A key building block for the reworking of European direct defense revolves around Nordic defense collaboration and the question of how allies of the Nordics can best reinforce their efforts.
Clearly, the standing up of Second Fleet and its interactions and integratability with JFC Norfolk are part of this.
And with air-sea integration becoming a key element for deterrence in the region, the support goes two ways.
The Nordics are providing air cover for other U.S. and allied naval forces operating in the region and the U.S. is reworking ways to provide appropriate air capabilities in the region as well.
When one says the word NATO, for many in the policy community images of the Central Front and US Army-German collaboration in stopping Soviets from breaching the inner German border and going rapidly and deep within European territory comes to mind.
But in today’s world, the Kola peninsula and its concentration of Russian military power, constitutes a very significant direct threat against the United States and is the front yard for our Nordic allies.
I have visited Nordic air bases several times in the past.
Now B-1 bombers are doing so.
In this case, B-1s have come to Norway to operate.
In an article published by USAFE on February 26, 2021, the B-1 mission to Norway was highlighted.

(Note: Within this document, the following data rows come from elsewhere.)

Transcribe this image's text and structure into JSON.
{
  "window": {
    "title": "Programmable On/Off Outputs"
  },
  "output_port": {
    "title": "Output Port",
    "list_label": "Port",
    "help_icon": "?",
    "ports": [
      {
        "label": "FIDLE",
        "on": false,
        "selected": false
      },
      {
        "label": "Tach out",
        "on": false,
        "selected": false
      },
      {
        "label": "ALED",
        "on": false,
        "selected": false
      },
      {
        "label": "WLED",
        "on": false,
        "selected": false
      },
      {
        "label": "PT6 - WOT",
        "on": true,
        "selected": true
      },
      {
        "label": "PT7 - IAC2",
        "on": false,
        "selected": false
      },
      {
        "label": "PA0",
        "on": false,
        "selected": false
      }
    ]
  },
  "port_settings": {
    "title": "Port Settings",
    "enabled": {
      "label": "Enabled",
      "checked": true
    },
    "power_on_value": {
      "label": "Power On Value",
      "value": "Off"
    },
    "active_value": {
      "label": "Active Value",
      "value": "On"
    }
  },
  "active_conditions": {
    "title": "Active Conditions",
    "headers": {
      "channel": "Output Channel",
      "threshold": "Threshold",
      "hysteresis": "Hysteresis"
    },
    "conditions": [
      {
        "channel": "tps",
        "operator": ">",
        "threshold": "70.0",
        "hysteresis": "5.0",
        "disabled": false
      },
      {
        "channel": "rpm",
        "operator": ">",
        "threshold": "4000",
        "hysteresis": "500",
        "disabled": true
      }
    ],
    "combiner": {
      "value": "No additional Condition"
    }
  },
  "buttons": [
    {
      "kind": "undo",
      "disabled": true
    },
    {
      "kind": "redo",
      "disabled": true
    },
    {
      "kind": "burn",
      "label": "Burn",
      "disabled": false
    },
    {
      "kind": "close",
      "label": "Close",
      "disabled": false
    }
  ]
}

U.S. B-1B Lancers, from the 7th Bomb Wing, Dyess Air Force Base, Texas, flew their first Bomber Task Force mission of this deployment in and around the Norwegian Sea, Feb. 26, 2021.
Two B-1s conducted tactical integration with a Norwegian F-35 and Norwegian naval assets in the Norwegian Sea.
Department of Defense cooperation with allies and partners in the Arctic strengthens our shared approach to regional security and helps deter strategic competitors from seeking to unilaterally change the existing rules-based order.
“It’s fitting we got to kick this BTF off with a mission that highlights our ability to integrate with our Norwegian allies across multiple domains,” said Gen. Jeff Harrigian, U.S. Air Forces in Europe-Air Forces Africa commander. “This type of interoperability is especially critical in the Arctic where no one nation has the infrastructure or capacity to operate alone.”
Bomber Task Force missions demonstrate U.S. commitment to the collective defense of NATO and contribute to stability in the European theater. Our ability to quickly respond and assure allies and partners rests upon the fact that we are here, in Europe, forward and ready.
And a March 9, 2021 story by Jennifer H. Svan from Stars and Stripes highlighted the B-1’s landing at Bodo.
A U.S. B-1B Lancer’s pit stop at Norway’s Bodo Air Force Station marked the first time the bomber landed inside the Arctic Circle, U.S. Air Force officials said.
The jet is one of four B-1s deployed to Norway along with 200 airmen from the warmer climes of Dyess Air Force Base in Texas.
The historic landing in the High North on Monday came during a busy day of flying in Norway and Sweden.
The bomber flew with an escort of four Swedish JAS-39 Gripen fighter aircraft. It also trained, alongside U.S. special operations forces, with Norwegian and Swedish joint terminal attack controllers, U.S. Air Forces in Europe-Air Forces Africa said in statement.
At Bodo, the B-1 conducted a “warm-pit refuel” on the snow-covered runway. The turnaround technique allows aircraft to land and refuel while the crew remains in the cockpit, letting the jet take off quickly.
The article goes on to add:
The bombers and airmen deployed last month to Orland Air Base, located a few hundred miles southwest of Bodo.
The mission, for which U.S. bombers have deployed to Norway for the first time, comes as the U.S. military increases its training activities in the Arctic.